Phase C (minimax). Once |C| ≲ 20, switch to minimax: pick the guess that minimizes the worst remaining bucket. This shrinks the maximum depth and improves the guarantee of solving inside six guesses. If rules allow, a non-answer probe that yields a finer partition can be correct even when it cannot be the solution.
Phase D (exact resolution). With |C| ≤ 4, resolve with dictionary-consistent hard-mode play (always reuse confirmed letters and positions). Dynamic programming over the tiny residual is trivial and mirrors English exact-solve behavior.
8. Handling duplicates and positional traps
Finnish makes length phonemic: pairs like taka / takka / taakka are distinct. Consequently, a common failure mode is assuming all letters are unique; in Sanuli, that assumption is weaker than in English. Heuristically, if you have strong evidence for four positions by guess 3–4 but several candidates remain, schedule a duplicate probe next rather than chasing a rare consonant. This leverages language structure, not only corpus counts.
9. Putting it together: a Sanuli policy
Policy sketch.
- Opener. Play KASTI (or KILTA/KILSA) to maximize entropy over the Finnish list and read the harmony signal.
- Harmony confirm. If no front vowels are indicated and only back vowels remain plausible, keep { A, O, U }; otherwise pivot to a front-vowel probe containing Ä/Ö/Y if the UI and list allow them. Neutral E/I remain active in both cases.

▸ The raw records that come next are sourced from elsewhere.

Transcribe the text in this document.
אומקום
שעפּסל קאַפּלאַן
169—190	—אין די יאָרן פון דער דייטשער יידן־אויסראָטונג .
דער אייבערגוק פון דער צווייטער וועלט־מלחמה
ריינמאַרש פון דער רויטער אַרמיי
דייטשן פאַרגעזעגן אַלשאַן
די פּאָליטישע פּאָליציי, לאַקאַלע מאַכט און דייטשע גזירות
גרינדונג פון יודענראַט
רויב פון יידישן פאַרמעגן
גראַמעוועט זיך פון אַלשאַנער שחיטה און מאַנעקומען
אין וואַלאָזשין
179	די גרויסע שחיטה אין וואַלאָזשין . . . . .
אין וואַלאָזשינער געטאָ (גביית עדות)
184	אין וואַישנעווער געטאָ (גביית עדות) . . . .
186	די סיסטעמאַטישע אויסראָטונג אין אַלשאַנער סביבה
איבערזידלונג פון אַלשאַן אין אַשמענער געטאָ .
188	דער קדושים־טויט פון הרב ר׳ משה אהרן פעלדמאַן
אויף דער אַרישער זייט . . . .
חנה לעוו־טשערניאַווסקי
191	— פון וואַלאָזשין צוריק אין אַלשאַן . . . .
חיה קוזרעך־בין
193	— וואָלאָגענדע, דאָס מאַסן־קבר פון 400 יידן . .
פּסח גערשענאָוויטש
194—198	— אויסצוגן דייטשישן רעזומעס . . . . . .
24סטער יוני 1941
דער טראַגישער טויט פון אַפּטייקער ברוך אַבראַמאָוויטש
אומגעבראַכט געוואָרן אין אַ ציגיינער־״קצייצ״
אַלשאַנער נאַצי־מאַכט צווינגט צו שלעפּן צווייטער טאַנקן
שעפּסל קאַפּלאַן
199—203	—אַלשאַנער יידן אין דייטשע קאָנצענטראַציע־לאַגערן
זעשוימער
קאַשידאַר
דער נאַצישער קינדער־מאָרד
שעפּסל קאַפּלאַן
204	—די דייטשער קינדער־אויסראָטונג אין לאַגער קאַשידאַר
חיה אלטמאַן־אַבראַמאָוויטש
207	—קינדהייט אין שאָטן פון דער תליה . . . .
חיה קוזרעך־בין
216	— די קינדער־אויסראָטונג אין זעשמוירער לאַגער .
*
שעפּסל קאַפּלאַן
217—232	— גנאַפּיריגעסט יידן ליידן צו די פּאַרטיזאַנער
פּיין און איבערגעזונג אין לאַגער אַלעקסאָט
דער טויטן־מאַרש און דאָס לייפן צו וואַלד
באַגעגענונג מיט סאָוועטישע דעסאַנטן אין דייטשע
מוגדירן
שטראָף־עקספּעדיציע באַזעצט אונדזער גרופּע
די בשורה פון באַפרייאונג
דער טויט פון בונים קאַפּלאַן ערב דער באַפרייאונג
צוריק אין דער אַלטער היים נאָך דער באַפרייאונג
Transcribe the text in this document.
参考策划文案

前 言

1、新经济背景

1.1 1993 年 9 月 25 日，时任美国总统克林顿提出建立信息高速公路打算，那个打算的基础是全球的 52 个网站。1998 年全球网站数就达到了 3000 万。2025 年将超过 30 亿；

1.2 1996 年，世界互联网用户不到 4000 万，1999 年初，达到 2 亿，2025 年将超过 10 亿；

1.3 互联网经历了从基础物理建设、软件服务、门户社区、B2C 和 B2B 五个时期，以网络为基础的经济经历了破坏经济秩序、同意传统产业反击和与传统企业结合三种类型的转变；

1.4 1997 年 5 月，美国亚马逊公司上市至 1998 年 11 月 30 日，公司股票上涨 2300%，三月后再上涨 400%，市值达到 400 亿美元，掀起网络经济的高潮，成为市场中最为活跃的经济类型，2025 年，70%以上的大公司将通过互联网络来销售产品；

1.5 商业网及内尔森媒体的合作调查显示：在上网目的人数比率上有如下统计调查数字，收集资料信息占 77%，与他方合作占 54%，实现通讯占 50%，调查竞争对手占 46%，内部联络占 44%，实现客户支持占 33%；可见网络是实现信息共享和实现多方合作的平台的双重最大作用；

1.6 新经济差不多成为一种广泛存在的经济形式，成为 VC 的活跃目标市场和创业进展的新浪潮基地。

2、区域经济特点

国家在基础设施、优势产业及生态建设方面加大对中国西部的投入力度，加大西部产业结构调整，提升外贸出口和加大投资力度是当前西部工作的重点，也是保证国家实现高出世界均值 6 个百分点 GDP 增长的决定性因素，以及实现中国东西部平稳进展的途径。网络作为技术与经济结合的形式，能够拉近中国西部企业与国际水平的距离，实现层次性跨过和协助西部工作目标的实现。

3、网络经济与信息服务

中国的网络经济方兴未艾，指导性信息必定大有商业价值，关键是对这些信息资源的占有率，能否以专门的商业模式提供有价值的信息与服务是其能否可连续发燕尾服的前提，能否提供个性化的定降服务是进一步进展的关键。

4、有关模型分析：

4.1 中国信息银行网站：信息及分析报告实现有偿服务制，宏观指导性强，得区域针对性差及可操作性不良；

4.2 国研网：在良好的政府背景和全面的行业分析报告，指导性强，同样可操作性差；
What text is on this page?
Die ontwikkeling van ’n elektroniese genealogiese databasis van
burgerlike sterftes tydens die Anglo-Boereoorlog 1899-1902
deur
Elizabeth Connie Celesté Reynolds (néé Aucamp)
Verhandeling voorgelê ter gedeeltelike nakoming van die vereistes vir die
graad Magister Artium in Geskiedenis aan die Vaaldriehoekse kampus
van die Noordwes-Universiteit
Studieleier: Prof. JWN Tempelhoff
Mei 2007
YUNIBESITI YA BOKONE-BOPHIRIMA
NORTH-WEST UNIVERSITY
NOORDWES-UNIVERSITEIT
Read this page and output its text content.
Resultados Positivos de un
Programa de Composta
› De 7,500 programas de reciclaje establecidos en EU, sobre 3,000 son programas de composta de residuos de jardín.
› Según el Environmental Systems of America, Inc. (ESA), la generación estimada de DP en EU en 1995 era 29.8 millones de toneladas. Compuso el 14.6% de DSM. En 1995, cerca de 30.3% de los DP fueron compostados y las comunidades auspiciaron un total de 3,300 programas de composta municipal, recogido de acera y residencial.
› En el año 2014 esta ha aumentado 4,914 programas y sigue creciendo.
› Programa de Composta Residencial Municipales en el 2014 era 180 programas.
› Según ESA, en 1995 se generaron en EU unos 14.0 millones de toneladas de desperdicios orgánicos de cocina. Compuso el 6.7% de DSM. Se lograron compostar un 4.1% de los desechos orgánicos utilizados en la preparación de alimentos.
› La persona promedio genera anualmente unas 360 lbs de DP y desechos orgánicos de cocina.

- Entropy until small. Continue entropy-maximizing probes while |C| is large, favouring high-frequency Finnish letters and avoiding unlikely onsets.
- Duplicate test. If progress stalls or patterns suggest long phonemes, schedule an explicit double-letter test.
- Switch to minimax. At |C| ≲ 20, minimise the worst-case bucket. Use a non-answer partitioning guess if it reduces the maximum branch below the alternative.
- Finish with consistency. Apply hard-mode consistency to force convergence within six. English results show exact resolution is straightforward once the frontier is small.
This entropy→minimax hybrid aligns with formal treatments and with what Sanuli Solver+ exposes to players, while explicitly employing Finnish phonology to choose better probes than English-centric heuristics.
10. Differences from English Wordle that matter
- Harmony partitions the space early; testing front vs. back sets can eliminate large swaths of candidates with a single guess.
- Duplicates are common and must be tested sooner. English heuristics that delay duplication checks underperform on Finnish.
- Onset clusters are rarer natively; probes that exploit this (e.g., avoiding improbable initial CC sequences unless the list is rich in loans) waste fewer turns.
- Diacritics (Ä, Ö) occur with meaningful frequency and should appear in diagnostic probes when feedback suggests the front set.
11. Practical notes on lists and tooling
- Prefer Kotus-based lists for answer candidates; they align with Sanuli's stated sources and reflect Finnish morphology better than arbitrary web scrapes.
- Community repos exist that (i) parse Sanuli's deployed list and (ii) implement generic solvers using Kotus dictionaries; these are useful for reproducing the entropy/minimax rankings.
- If you weight answers by non-uniform priors (e.g., curated "daily" subset), expected-remaining or entropy with priors can outperform uniform policies, as shown for English variants.
12. Limitations and open questions
- The exact Sanuli answer list and sampling policy evolve; daily curation implies non-uniform priors that are hard to infer externally. This affects the strict notion of "optimal."
- Position-specific Finnish letter distributions for five-letter lemmas (not running text) are under-documented publicly; using running-text frequencies is an approximation.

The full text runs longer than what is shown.